Türkiye’de bir süredir böyle bir süreç yaşanıyor.
“Millîlik” sadece iktidarın tanımı
Elbette, iktidarın “gayri millî” diye nitelediği cephe kendisini böyle tanımlamıyor; tam tersine “demokrasi cephesi” olarak kurguluyor ve çatışmayı “millîlik-gayri millîlik” değil, “otoriterlik-demokrasi” çatışması olarak takdim ediyor. Bugünlerde sol’un ve HDP’nin oluşturmaya çalıştığı, Cemaat’in de içine girmeden destek verdiği “anti-faşist cephe”, tartıştığımız konu açısından hayli önemli ve anlamlı.
Kavramsal bir kargaşaya ve yanlış anlamaya yol açmamak için bir daha tekrarlayayım: “Millîlik” bizzat iktidarın tanımladığı, karşıtlarının elbette reddettiği bir eksen. Fakat önemli olan şu: Yeni saflaşma ekseni çok güçlü bir iktidar tarafından belirlenince, ister istemez eski saflaşma ekseni geçerliliğini yitiriyor. Nitekim “laiklik” eksenli saflaşmada iktidarın can düşmanı olan Atatürkçü-Kemalist-ulusacı siyasi eğilimler “millîlik” eksenli yeni saflaşmada iktidarla birlikte hareket etmeye başlamışken, eski saflaşmada iktidarın yanında olan Cemaat yeni saflaşmada eski can düşmanlarıyla aynı çizgide yer alabiliyor.

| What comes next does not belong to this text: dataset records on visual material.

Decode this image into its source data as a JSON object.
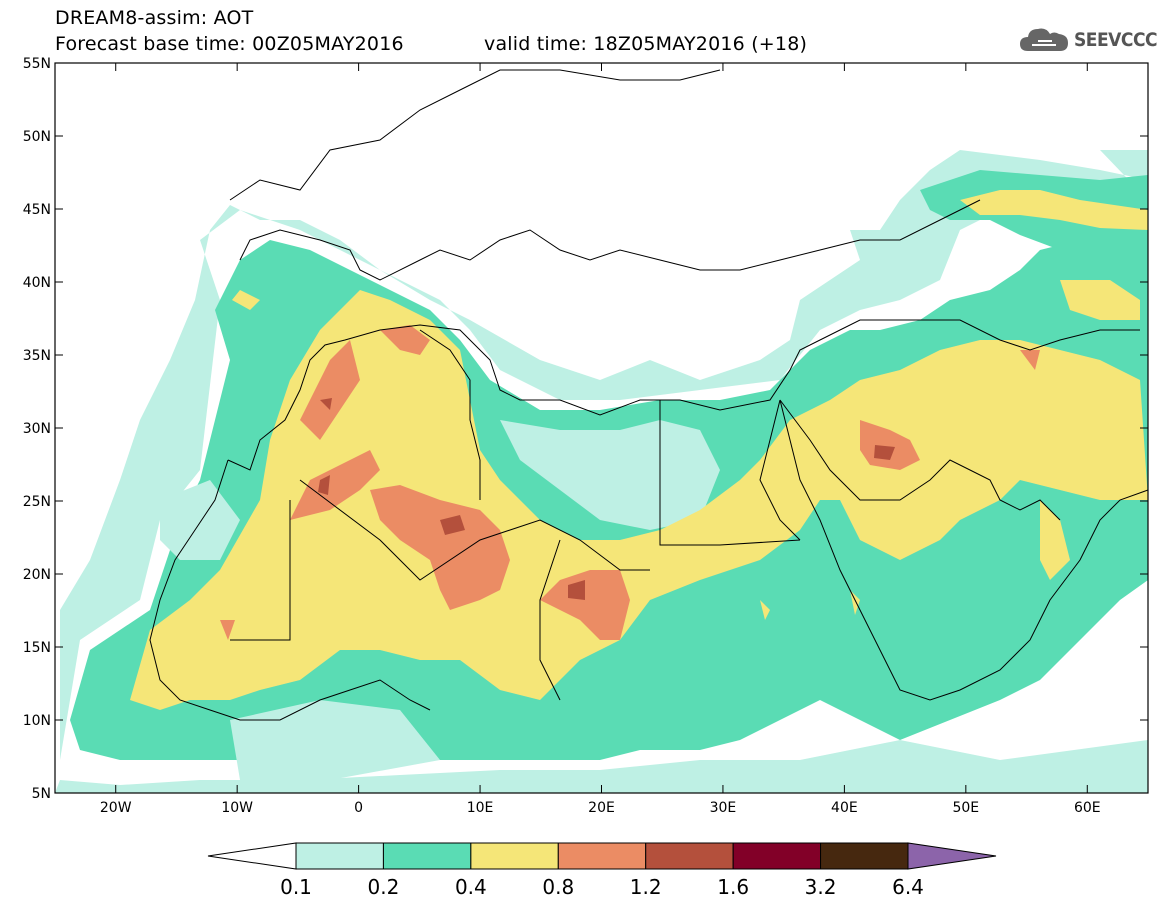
{
  "header": {
    "title_line1": "DREAM8-assim: AOT",
    "title_line2": "Forecast base time: 00Z05MAY2016",
    "valid_time": "valid time: 18Z05MAY2016 (+18)",
    "logo_text": "SEEVCCC"
  },
  "map": {
    "region": {
      "lon_range": [
        -25,
        65
      ],
      "lat_range": [
        5,
        55
      ]
    },
    "lat_ticks": [
      {
        "value": 55,
        "label": "55N"
      },
      {
        "value": 50,
        "label": "50N"
      },
      {
        "value": 45,
        "label": "45N"
      },
      {
        "value": 40,
        "label": "40N"
      },
      {
        "value": 35,
        "label": "35N"
      },
      {
        "value": 30,
        "label": "30N"
      },
      {
        "value": 25,
        "label": "25N"
      },
      {
        "value": 20,
        "label": "20N"
      },
      {
        "value": 15,
        "label": "15N"
      },
      {
        "value": 10,
        "label": "10N"
      },
      {
        "value": 5,
        "label": "5N"
      }
    ],
    "lon_ticks": [
      {
        "value": -20,
        "label": "20W"
      },
      {
        "value": -10,
        "label": "10W"
      },
      {
        "value": 0,
        "label": "0"
      },
      {
        "value": 10,
        "label": "10E"
      },
      {
        "value": 20,
        "label": "20E"
      },
      {
        "value": 30,
        "label": "30E"
      },
      {
        "value": 40,
        "label": "40E"
      },
      {
        "value": 50,
        "label": "50E"
      },
      {
        "value": 60,
        "label": "60E"
      }
    ],
    "aot_peaks_deg": [
      {
        "lon": 8,
        "lat": 22.5,
        "level": "1.6"
      },
      {
        "lon": 18,
        "lat": 19,
        "level": "1.6"
      },
      {
        "lon": 43,
        "lat": 28,
        "level": "1.6"
      },
      {
        "lon": -3,
        "lat": 26,
        "level": "1.6"
      }
    ]
  },
  "colorbar": {
    "labels": [
      "0.1",
      "0.2",
      "0.4",
      "0.8",
      "1.2",
      "1.6",
      "3.2",
      "6.4"
    ],
    "low_extend_color": "#ffffff",
    "colors": [
      "#bef0e4",
      "#5adcb4",
      "#f5e678",
      "#eb8c64",
      "#b4503c",
      "#820028",
      "#46280f"
    ],
    "high_extend_color": "#8c64aa"
  },
  "palette": {
    "c01": "#bef0e4",
    "c02": "#5adcb4",
    "c04": "#f5e678",
    "c08": "#eb8c64",
    "c12": "#b4503c",
    "c16": "#820028"
  }
}
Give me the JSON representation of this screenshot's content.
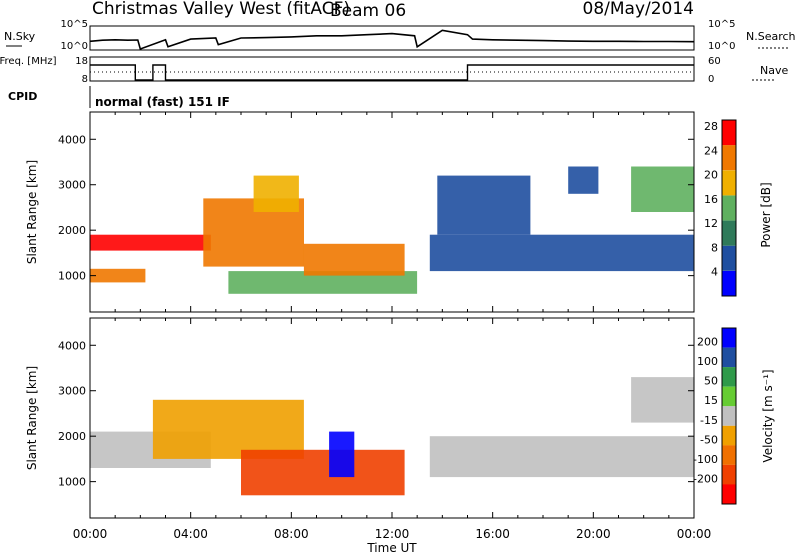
{
  "header": {
    "station": "Christmas Valley West (fitACF)",
    "beam": "Beam 06",
    "date": "08/May/2014"
  },
  "colors": {
    "power": [
      "#0000ff",
      "#1f4fa0",
      "#2f7a5a",
      "#5fb05f",
      "#f0b000",
      "#f07800",
      "#ff0000"
    ],
    "velocity": [
      "#0000ff",
      "#1f4fa0",
      "#2f9a4a",
      "#66cc33",
      "#c0c0c0",
      "#f0a000",
      "#f07000",
      "#f04000",
      "#ff0000"
    ]
  },
  "chart_data": [
    {
      "type": "line",
      "panel": "noise",
      "ylabel": "N.Sky",
      "ylabel_right": "N.Search",
      "yticks_left": [
        "10^5",
        "10^0"
      ],
      "yticks_right": [
        "10^5",
        "10^0"
      ],
      "x_hours": [
        0,
        0.5,
        1,
        1.5,
        1.9,
        2.0,
        3.0,
        3.1,
        4.0,
        5.0,
        5.1,
        6,
        7,
        8,
        9,
        10,
        11,
        12,
        12.9,
        13.0,
        14,
        15,
        15.2,
        16,
        17,
        18,
        19,
        20,
        21,
        22,
        23,
        24
      ],
      "series": [
        {
          "values": [
            0.35,
            0.4,
            0.42,
            0.4,
            0.41,
            0.0,
            0.42,
            0.1,
            0.45,
            0.5,
            0.2,
            0.5,
            0.52,
            0.55,
            0.6,
            0.6,
            0.65,
            0.7,
            0.6,
            0.1,
            0.85,
            0.65,
            0.45,
            0.42,
            0.4,
            0.38,
            0.36,
            0.35,
            0.35,
            0.34,
            0.34,
            0.33
          ]
        }
      ]
    },
    {
      "type": "line",
      "panel": "frequency",
      "ylabel": "Freq. [MHz]",
      "ylabel_right": "Nave",
      "yticks_left": [
        "18",
        "8"
      ],
      "yticks_right": [
        "60",
        "0"
      ],
      "x_hours": [
        0,
        1.8,
        1.8,
        2.5,
        2.5,
        3.0,
        3.0,
        15.0,
        15.0,
        24
      ],
      "series": [
        {
          "values": [
            0.75,
            0.75,
            0.0,
            0.0,
            0.75,
            0.75,
            0.0,
            0.0,
            0.75,
            0.75
          ]
        }
      ]
    },
    {
      "type": "heatmap",
      "panel": "power",
      "ylabel": "Slant Range [km]",
      "yticks": [
        "1000",
        "2000",
        "3000",
        "4000"
      ],
      "ylim": [
        200,
        4600
      ],
      "colorbar_label": "Power [dB]",
      "colorbar_ticks": [
        "4",
        "8",
        "12",
        "16",
        "20",
        "24",
        "28"
      ],
      "regions": [
        {
          "t": [
            0.0,
            4.8
          ],
          "r": [
            1550,
            1900
          ],
          "level": 0.95
        },
        {
          "t": [
            0.0,
            2.2
          ],
          "r": [
            850,
            1150
          ],
          "level": 0.85
        },
        {
          "t": [
            4.5,
            8.5
          ],
          "r": [
            1200,
            2700
          ],
          "level": 0.85
        },
        {
          "t": [
            6.5,
            8.3
          ],
          "r": [
            2400,
            3200
          ],
          "level": 0.7
        },
        {
          "t": [
            5.5,
            13.0
          ],
          "r": [
            600,
            1100
          ],
          "level": 0.55
        },
        {
          "t": [
            8.5,
            12.5
          ],
          "r": [
            1000,
            1700
          ],
          "level": 0.8
        },
        {
          "t": [
            13.5,
            24.0
          ],
          "r": [
            1100,
            1900
          ],
          "level": 0.15
        },
        {
          "t": [
            13.8,
            17.5
          ],
          "r": [
            1900,
            3200
          ],
          "level": 0.1
        },
        {
          "t": [
            19.0,
            20.2
          ],
          "r": [
            2800,
            3400
          ],
          "level": 0.15
        },
        {
          "t": [
            21.5,
            24.0
          ],
          "r": [
            2400,
            3400
          ],
          "level": 0.45
        }
      ]
    },
    {
      "type": "heatmap",
      "panel": "velocity",
      "ylabel": "Slant Range [km]",
      "yticks": [
        "1000",
        "2000",
        "3000",
        "4000"
      ],
      "ylim": [
        200,
        4600
      ],
      "colorbar_label": "Velocity [m s⁻¹]",
      "colorbar_ticks": [
        "200",
        "100",
        "50",
        "15",
        "-15",
        "-50",
        "-100",
        "-200"
      ],
      "xlabel": "Time UT",
      "xticks": [
        "00:00",
        "04:00",
        "08:00",
        "12:00",
        "16:00",
        "20:00",
        "00:00"
      ],
      "x_tick_hours": [
        0,
        4,
        8,
        12,
        16,
        20,
        24
      ],
      "regions": [
        {
          "t": [
            0.0,
            4.8
          ],
          "r": [
            1300,
            2100
          ],
          "level": 0.45
        },
        {
          "t": [
            2.5,
            8.5
          ],
          "r": [
            1500,
            2800
          ],
          "level": 0.6
        },
        {
          "t": [
            6.0,
            12.5
          ],
          "r": [
            700,
            1700
          ],
          "level": 0.9
        },
        {
          "t": [
            9.5,
            10.5
          ],
          "r": [
            1100,
            2100
          ],
          "level": 0.02
        },
        {
          "t": [
            13.5,
            24.0
          ],
          "r": [
            1100,
            2000
          ],
          "level": 0.45
        },
        {
          "t": [
            21.5,
            24.0
          ],
          "r": [
            2300,
            3300
          ],
          "level": 0.45
        }
      ]
    }
  ],
  "cpid": {
    "label": "CPID",
    "mode": "normal (fast) 151 IF"
  }
}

İktidarın kozu: Bölgedeki kaos ve mülteci sorunu
Konuyu kapatmadan önce, “millîlik” çağrısı yapan bir iktidarın kaçınılmaz olarak sergileyeceği otoriter eğilimlere karşı ortaya çıkması beklenebilecek Batı temelli dış muhalefetin sınırlarına ilişkin bir tespitte bulunmak istiyorum.
Durum, bu açıdan Türkiye’nin askeri vesayet yıllarını andırıyor... Nasıl ki o yıllarda Batı, Türkiye’nin iyi işleyen bir demokrasi olmasını istese de, Sovyetler Birliği ve komünist blokun varlığı nedeniyle ülkenin otoriter bir tarzda yönetilmesine razı oluyor, hatta zaman zaman darbelere de ses çıkarmıyordu... Tıpkı onun gibi Batı bu dönemde de bölgedeki kaos ve özellikle de uzun yıllara yayılacağı belli olan mülteci sorunu nedeniyle Türkiye’ye karşı sesini fazla çıkarmıyor ya da çıkaramıyor. İktidarın “kozmopolit”, “gayri millî” diye nitelediği aydınların çağrılarına rağmen Batı’da bu yönde bir tavır değişikliği gözlenmiyor.
Benim görebildiğim kadarıyla, Ortadoğu daha uzun bir süre kargaşa içinde kalacak ve esas olarak buradan kaynaklanan iç sorunlar nedeniyle iktidar daha uzun bir süre “beka” endişesini taşımaya devam edecek.
Bir başka deyişle, Türkiye’deki temel saflaşma daha uzun bir süre boyunca “millîlik” ekseninde oluşmaya devam edecek.